Trent requested a hearing once more. She brought a pro bono lawyer from Legal Services for the Elderly and a letter of support from the Druid Heights Community Development Corporation, where she volunteers. She hoped that evidence of good character—the grant for 100 free recycling bins she helped her community obtain last year, partly by using photos of the very same trash-strewn lot; the tree-planting she’d initiated; the certificates and letters of commendation for community service she’d received from city officials over the years, going back to Mayor Kurt Schmoke—would help. But the administrative judge upheld the citations. To appeal would cost $50, plus the cost of transcripts from her hearing ($3 per page). “I’m livid,” she says. “I didn’t do it. Quite frankly, it seems like they’re more interested in fining somebody than they are in getting the right person.”

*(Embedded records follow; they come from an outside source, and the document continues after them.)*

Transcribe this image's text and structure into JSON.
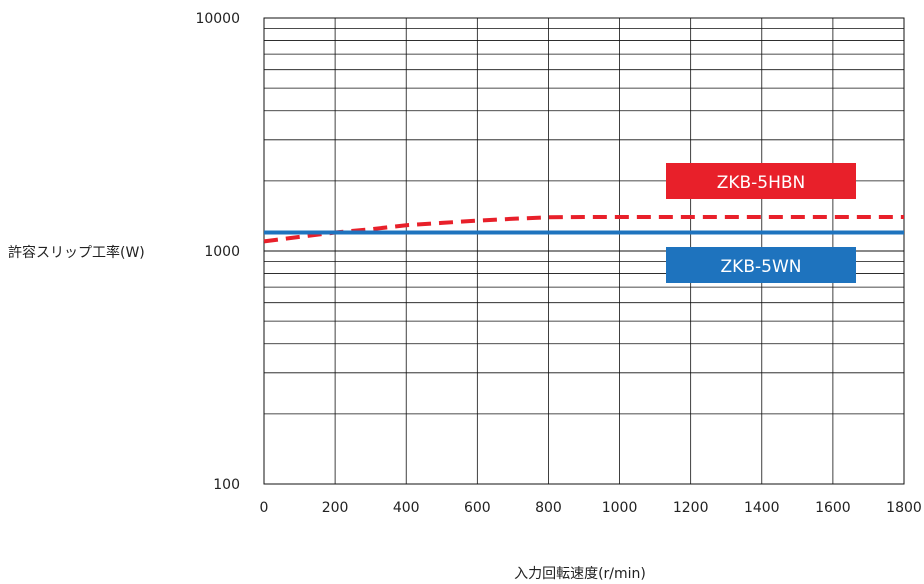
{
  "chart_data": {
    "type": "line",
    "title": "",
    "xlabel": "入力回転速度(r/min)",
    "ylabel": "許容スリップ工率(W)",
    "xlim": [
      0,
      1800
    ],
    "ylim": [
      100,
      10000
    ],
    "yscale": "log",
    "grid": true,
    "x_ticks": [
      "0",
      "200",
      "400",
      "600",
      "800",
      "1000",
      "1200",
      "1400",
      "1600",
      "1800"
    ],
    "y_ticks": [
      {
        "value": 100,
        "label": "100"
      },
      {
        "value": 1000,
        "label": "1000"
      },
      {
        "value": 10000,
        "label": "10000"
      }
    ],
    "legend_placement": "right, beside lines",
    "series": [
      {
        "name": "ZKB-5HBN",
        "color": "#e8202a",
        "style": "dashed",
        "x": [
          0,
          100,
          200,
          300,
          400,
          500,
          600,
          700,
          800,
          900,
          1000,
          1200,
          1400,
          1600,
          1800
        ],
        "y": [
          1100,
          1150,
          1200,
          1240,
          1290,
          1320,
          1350,
          1375,
          1395,
          1400,
          1400,
          1400,
          1400,
          1400,
          1400
        ]
      },
      {
        "name": "ZKB-5WN",
        "color": "#1e73be",
        "style": "solid",
        "x": [
          0,
          1800
        ],
        "y": [
          1200,
          1200
        ]
      }
    ]
  }
}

Many people seem to be livid at the Environmental Control Board lately. At least three lawsuits involving the board are currently pending in Circuit Court, and Baltimore Inspector General David McClintock says complaints have reached his office. (“I have seen some inquiries and we are in the process of assessing what the best course of action is for that,” he says.) Meanwhile, a bevy of local bloggers are busy sniffing for corruption. Gadfly Adam Meister has pointed out on his Charm City Current blog that ECB Administrative Judge Gary Brooks lives next door to former mayor Sheila Dixon, and the anonymous, now defunct Baltimore Government Watch revealed that Administrative Judge Patricia Welch is married to Martin Welch, chief judge of the Baltimore City Circuit Court, which hears ECB appeals. (ECB Executive Director Sandra Baker says Martin Welch has never been assigned an administrative review from ECB. “And we’d be the first to say that that would be unethical,” she adds.) Baltileaks, a site modeled after WikiLeaks, has released several public documents related to the ECB, including financial disclosure statements by members of the board and administrative judges’ contracts.

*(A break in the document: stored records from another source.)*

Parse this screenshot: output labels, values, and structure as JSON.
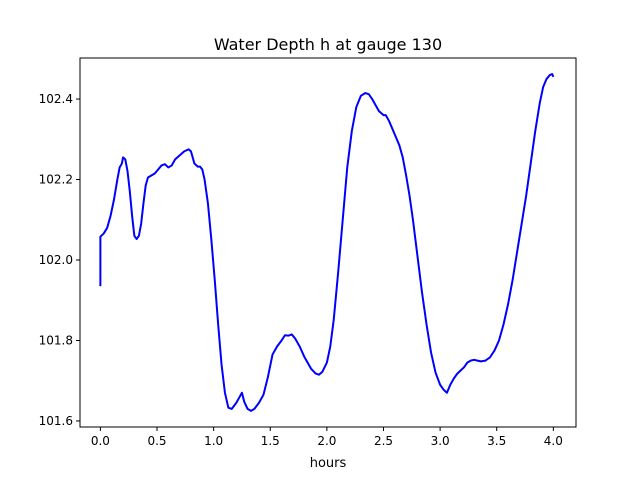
{
  "chart_data": {
    "type": "line",
    "title": "Water Depth h at gauge 130",
    "xlabel": "hours",
    "ylabel": "",
    "xlim": [
      -0.18,
      4.2
    ],
    "ylim": [
      101.585,
      102.502
    ],
    "x_ticks": [
      0.0,
      0.5,
      1.0,
      1.5,
      2.0,
      2.5,
      3.0,
      3.5,
      4.0
    ],
    "x_tick_labels": [
      "0.0",
      "0.5",
      "1.0",
      "1.5",
      "2.0",
      "2.5",
      "3.0",
      "3.5",
      "4.0"
    ],
    "y_ticks": [
      101.6,
      101.8,
      102.0,
      102.2,
      102.4
    ],
    "y_tick_labels": [
      "101.6",
      "101.8",
      "102.0",
      "102.2",
      "102.4"
    ],
    "grid": false,
    "legend": "none",
    "series": [
      {
        "color": "#0000ff",
        "x": [
          0.0,
          0.0,
          0.03,
          0.06,
          0.09,
          0.12,
          0.15,
          0.17,
          0.19,
          0.2,
          0.22,
          0.24,
          0.26,
          0.28,
          0.3,
          0.32,
          0.34,
          0.36,
          0.38,
          0.4,
          0.42,
          0.45,
          0.48,
          0.51,
          0.54,
          0.57,
          0.6,
          0.63,
          0.66,
          0.7,
          0.74,
          0.78,
          0.8,
          0.83,
          0.86,
          0.88,
          0.9,
          0.92,
          0.95,
          0.98,
          1.01,
          1.04,
          1.07,
          1.1,
          1.13,
          1.16,
          1.2,
          1.23,
          1.25,
          1.27,
          1.3,
          1.33,
          1.36,
          1.4,
          1.44,
          1.48,
          1.52,
          1.56,
          1.6,
          1.63,
          1.66,
          1.69,
          1.72,
          1.76,
          1.8,
          1.83,
          1.86,
          1.9,
          1.93,
          1.96,
          2.0,
          2.03,
          2.06,
          2.1,
          2.14,
          2.18,
          2.22,
          2.26,
          2.3,
          2.34,
          2.37,
          2.4,
          2.43,
          2.46,
          2.5,
          2.52,
          2.55,
          2.58,
          2.61,
          2.64,
          2.67,
          2.7,
          2.73,
          2.76,
          2.8,
          2.84,
          2.88,
          2.92,
          2.96,
          3.0,
          3.03,
          3.06,
          3.09,
          3.12,
          3.15,
          3.18,
          3.21,
          3.24,
          3.27,
          3.3,
          3.33,
          3.36,
          3.4,
          3.44,
          3.48,
          3.52,
          3.56,
          3.6,
          3.64,
          3.68,
          3.72,
          3.76,
          3.8,
          3.84,
          3.88,
          3.91,
          3.94,
          3.97,
          3.99,
          4.0
        ],
        "y": [
          101.935,
          102.058,
          102.066,
          102.08,
          102.11,
          102.15,
          102.2,
          102.23,
          102.24,
          102.255,
          102.25,
          102.22,
          102.17,
          102.11,
          102.06,
          102.052,
          102.06,
          102.09,
          102.14,
          102.185,
          102.205,
          102.21,
          102.215,
          102.225,
          102.235,
          102.238,
          102.23,
          102.235,
          102.25,
          102.26,
          102.27,
          102.275,
          102.27,
          102.24,
          102.232,
          102.232,
          102.225,
          102.2,
          102.14,
          102.05,
          101.95,
          101.84,
          101.74,
          101.67,
          101.633,
          101.63,
          101.645,
          101.66,
          101.67,
          101.648,
          101.63,
          101.625,
          101.63,
          101.645,
          101.665,
          101.71,
          101.765,
          101.785,
          101.8,
          101.813,
          101.812,
          101.815,
          101.805,
          101.785,
          101.76,
          101.745,
          101.73,
          101.718,
          101.715,
          101.722,
          101.745,
          101.785,
          101.85,
          101.97,
          102.1,
          102.23,
          102.32,
          102.38,
          102.408,
          102.415,
          102.412,
          102.4,
          102.385,
          102.37,
          102.36,
          102.36,
          102.345,
          102.325,
          102.305,
          102.285,
          102.255,
          102.21,
          102.16,
          102.1,
          102.01,
          101.92,
          101.84,
          101.77,
          101.72,
          101.69,
          101.678,
          101.67,
          101.69,
          101.705,
          101.717,
          101.725,
          101.733,
          101.745,
          101.75,
          101.752,
          101.75,
          101.748,
          101.75,
          101.758,
          101.775,
          101.8,
          101.84,
          101.89,
          101.95,
          102.02,
          102.09,
          102.16,
          102.24,
          102.32,
          102.39,
          102.43,
          102.45,
          102.46,
          102.462,
          102.455
        ]
      }
    ]
  }
}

Residents and landlords have complained to City Paper, as well. About 10 people who communicated with a reporter had wide-ranging complaints about the ECB. They included objections to what the board considers evidence of a violation—generally a photograph or two, as in Trent’s case, and the testimony of an enforcement officer—and complaints that notices of a right to a hearing were never received, that rulings on appeals were not forthcoming, that the cost of those appeals was prohibitively expensive, and that the ECB lacks oversight.

One man, who wished to remain anonymous because he fears retribution from the city, received citations two years ago for trash stuck in the hedges around his house. Ever since his hearing—which he describes as “Soviet Gulag-style”—he’s been filing Maryland Public Information Act requests, reviewing state and federal regulations, and digging into court filings in an effort to discredit the agency. “My experience has been that it’s basically a rubberstamp,” he says.

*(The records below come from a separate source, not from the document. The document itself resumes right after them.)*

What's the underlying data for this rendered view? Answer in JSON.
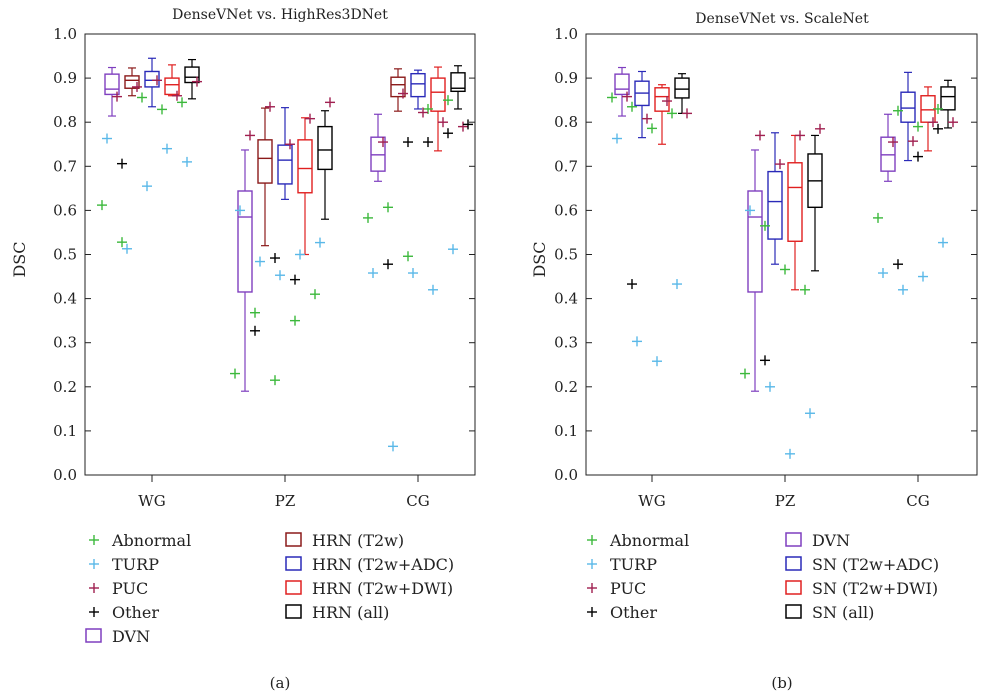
{
  "chart_data": [
    {
      "type": "box",
      "title": "DenseVNet vs. HighRes3DNet",
      "ylabel": "DSC",
      "ylim": [
        0,
        1
      ],
      "yticks": [
        "0.0",
        "0.1",
        "0.2",
        "0.3",
        "0.4",
        "0.5",
        "0.6",
        "0.7",
        "0.8",
        "0.9",
        "1.0"
      ],
      "categories": [
        "WG",
        "PZ",
        "CG"
      ],
      "panel_label": "(a)",
      "series": [
        {
          "name": "DVN",
          "color": "#7f3fbf",
          "boxes": [
            [
              0.814,
              0.863,
              0.875,
              0.909,
              0.924
            ],
            [
              0.19,
              0.415,
              0.585,
              0.644,
              0.737
            ],
            [
              0.666,
              0.689,
              0.726,
              0.766,
              0.818
            ]
          ]
        },
        {
          "name": "HRN (T2w)",
          "color": "#8b1a1a",
          "boxes": [
            [
              0.86,
              0.877,
              0.895,
              0.905,
              0.923
            ],
            [
              0.52,
              0.662,
              0.718,
              0.76,
              0.832
            ],
            [
              0.825,
              0.858,
              0.885,
              0.902,
              0.921
            ]
          ]
        },
        {
          "name": "HRN (T2w+ADC)",
          "color": "#2a2ab8",
          "boxes": [
            [
              0.835,
              0.88,
              0.895,
              0.915,
              0.945
            ],
            [
              0.625,
              0.66,
              0.714,
              0.748,
              0.833
            ],
            [
              0.83,
              0.858,
              0.887,
              0.91,
              0.918
            ]
          ]
        },
        {
          "name": "HRN (T2w+DWI)",
          "color": "#e02020",
          "boxes": [
            [
              0.86,
              0.863,
              0.885,
              0.9,
              0.93
            ],
            [
              0.5,
              0.64,
              0.695,
              0.76,
              0.81
            ],
            [
              0.735,
              0.825,
              0.868,
              0.9,
              0.925
            ]
          ]
        },
        {
          "name": "HRN (all)",
          "color": "#000000",
          "boxes": [
            [
              0.853,
              0.89,
              0.902,
              0.925,
              0.942
            ],
            [
              0.58,
              0.693,
              0.737,
              0.79,
              0.826
            ],
            [
              0.83,
              0.87,
              0.877,
              0.912,
              0.928
            ]
          ]
        }
      ],
      "markers": [
        {
          "name": "Abnormal",
          "color": "#3cb83c",
          "points": [
            [
              0,
              0.612
            ],
            [
              0,
              0.528
            ],
            [
              0,
              0.856
            ],
            [
              0,
              0.829
            ],
            [
              0,
              0.845
            ],
            [
              1,
              0.23
            ],
            [
              1,
              0.368
            ],
            [
              1,
              0.215
            ],
            [
              1,
              0.35
            ],
            [
              1,
              0.41
            ],
            [
              2,
              0.583
            ],
            [
              2,
              0.607
            ],
            [
              2,
              0.496
            ],
            [
              2,
              0.83
            ],
            [
              2,
              0.85
            ]
          ]
        },
        {
          "name": "TURP",
          "color": "#5ab8e8",
          "points": [
            [
              0,
              0.763
            ],
            [
              0,
              0.513
            ],
            [
              0,
              0.655
            ],
            [
              0,
              0.74
            ],
            [
              0,
              0.71
            ],
            [
              1,
              0.6
            ],
            [
              1,
              0.484
            ],
            [
              1,
              0.453
            ],
            [
              1,
              0.5
            ],
            [
              1,
              0.527
            ],
            [
              2,
              0.458
            ],
            [
              2,
              0.065
            ],
            [
              2,
              0.458
            ],
            [
              2,
              0.42
            ],
            [
              2,
              0.512
            ]
          ]
        },
        {
          "name": "PUC",
          "color": "#a02050",
          "points": [
            [
              0,
              0.858
            ],
            [
              0,
              0.88
            ],
            [
              0,
              0.895
            ],
            [
              0,
              0.86
            ],
            [
              0,
              0.892
            ],
            [
              1,
              0.77
            ],
            [
              1,
              0.835
            ],
            [
              1,
              0.75
            ],
            [
              1,
              0.808
            ],
            [
              1,
              0.845
            ],
            [
              2,
              0.755
            ],
            [
              2,
              0.865
            ],
            [
              2,
              0.822
            ],
            [
              2,
              0.8
            ],
            [
              2,
              0.79
            ]
          ]
        },
        {
          "name": "Other",
          "color": "#000000",
          "points": [
            [
              0,
              0.706
            ],
            [
              1,
              0.327
            ],
            [
              1,
              0.492
            ],
            [
              1,
              0.443
            ],
            [
              2,
              0.478
            ],
            [
              2,
              0.755
            ],
            [
              2,
              0.755
            ],
            [
              2,
              0.775
            ],
            [
              2,
              0.795
            ]
          ]
        }
      ]
    },
    {
      "type": "box",
      "title": "DenseVNet vs. ScaleNet",
      "ylabel": "DSC",
      "ylim": [
        0,
        1
      ],
      "yticks": [
        "0.0",
        "0.1",
        "0.2",
        "0.3",
        "0.4",
        "0.5",
        "0.6",
        "0.7",
        "0.8",
        "0.9",
        "1.0"
      ],
      "categories": [
        "WG",
        "PZ",
        "CG"
      ],
      "panel_label": "(b)",
      "series": [
        {
          "name": "DVN",
          "color": "#7f3fbf",
          "boxes": [
            [
              0.814,
              0.863,
              0.875,
              0.909,
              0.924
            ],
            [
              0.19,
              0.415,
              0.585,
              0.644,
              0.737
            ],
            [
              0.666,
              0.689,
              0.726,
              0.766,
              0.818
            ]
          ]
        },
        {
          "name": "SN (T2w+ADC)",
          "color": "#2a2ab8",
          "boxes": [
            [
              0.765,
              0.838,
              0.866,
              0.893,
              0.915
            ],
            [
              0.478,
              0.535,
              0.62,
              0.688,
              0.776
            ],
            [
              0.713,
              0.8,
              0.832,
              0.868,
              0.913
            ]
          ]
        },
        {
          "name": "SN (T2w+DWI)",
          "color": "#e02020",
          "boxes": [
            [
              0.75,
              0.825,
              0.858,
              0.878,
              0.885
            ],
            [
              0.42,
              0.53,
              0.652,
              0.708,
              0.77
            ],
            [
              0.735,
              0.8,
              0.828,
              0.86,
              0.88
            ]
          ]
        },
        {
          "name": "SN (all)",
          "color": "#000000",
          "boxes": [
            [
              0.82,
              0.855,
              0.875,
              0.9,
              0.91
            ],
            [
              0.463,
              0.607,
              0.667,
              0.728,
              0.77
            ],
            [
              0.787,
              0.828,
              0.858,
              0.88,
              0.895
            ]
          ]
        }
      ],
      "markers": [
        {
          "name": "Abnormal",
          "color": "#3cb83c",
          "points": [
            [
              0,
              0.856
            ],
            [
              0,
              0.835
            ],
            [
              0,
              0.786
            ],
            [
              0,
              0.82
            ],
            [
              1,
              0.23
            ],
            [
              1,
              0.565
            ],
            [
              1,
              0.466
            ],
            [
              1,
              0.42
            ],
            [
              2,
              0.583
            ],
            [
              2,
              0.826
            ],
            [
              2,
              0.79
            ],
            [
              2,
              0.83
            ]
          ]
        },
        {
          "name": "TURP",
          "color": "#5ab8e8",
          "points": [
            [
              0,
              0.763
            ],
            [
              0,
              0.303
            ],
            [
              0,
              0.258
            ],
            [
              0,
              0.433
            ],
            [
              1,
              0.6
            ],
            [
              1,
              0.2
            ],
            [
              1,
              0.048
            ],
            [
              1,
              0.14
            ],
            [
              2,
              0.458
            ],
            [
              2,
              0.42
            ],
            [
              2,
              0.45
            ],
            [
              2,
              0.527
            ]
          ]
        },
        {
          "name": "PUC",
          "color": "#a02050",
          "points": [
            [
              0,
              0.858
            ],
            [
              0,
              0.808
            ],
            [
              0,
              0.848
            ],
            [
              0,
              0.82
            ],
            [
              1,
              0.77
            ],
            [
              1,
              0.705
            ],
            [
              1,
              0.77
            ],
            [
              1,
              0.785
            ],
            [
              2,
              0.755
            ],
            [
              2,
              0.757
            ],
            [
              2,
              0.8
            ],
            [
              2,
              0.8
            ]
          ]
        },
        {
          "name": "Other",
          "color": "#000000",
          "points": [
            [
              0,
              0.433
            ],
            [
              1,
              0.26
            ],
            [
              2,
              0.478
            ],
            [
              2,
              0.722
            ],
            [
              2,
              0.785
            ]
          ]
        }
      ]
    }
  ]
}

No one has provided clear proof that the Environmental Control Board is corrupt. But judging by the frustrations it tends to evoke in those subject to its rulings, this city agency has a long way to go to achieve transparency and the trust of citizens. While supporters—some public officials, for instance—believe the ECB is simultaneously cleaning up the city and filling its coffers, opponents see the agency as an inflexible, Kafkaesque bureaucracy that exists solely to rake in revenue. Corrupt or not, there appears to be little solid evidence that the ECB has succeeded in cleaning up the city during its more than decade-long tenure. Meanwhile, it’s not making any friends.

 

The hearing rooms at the quasi-judicial Environmental Control Board in downtown Baltimore have all the majesty of office cubicles. After receiving a citation in the mail, those who request a hearing are ushered to a desk under drop ceilings and fluorescent lights, facing one of two administrative judges, who wear no robes. In one corner of the room, an office assistant mans a tape recorder and in some cases a projector, which is used to display photographs, or “exhibits,” during the hearing. The hearings are theoretically open to the public, but the arrival of a reporter who didn’t identify herself as such caused some consternation.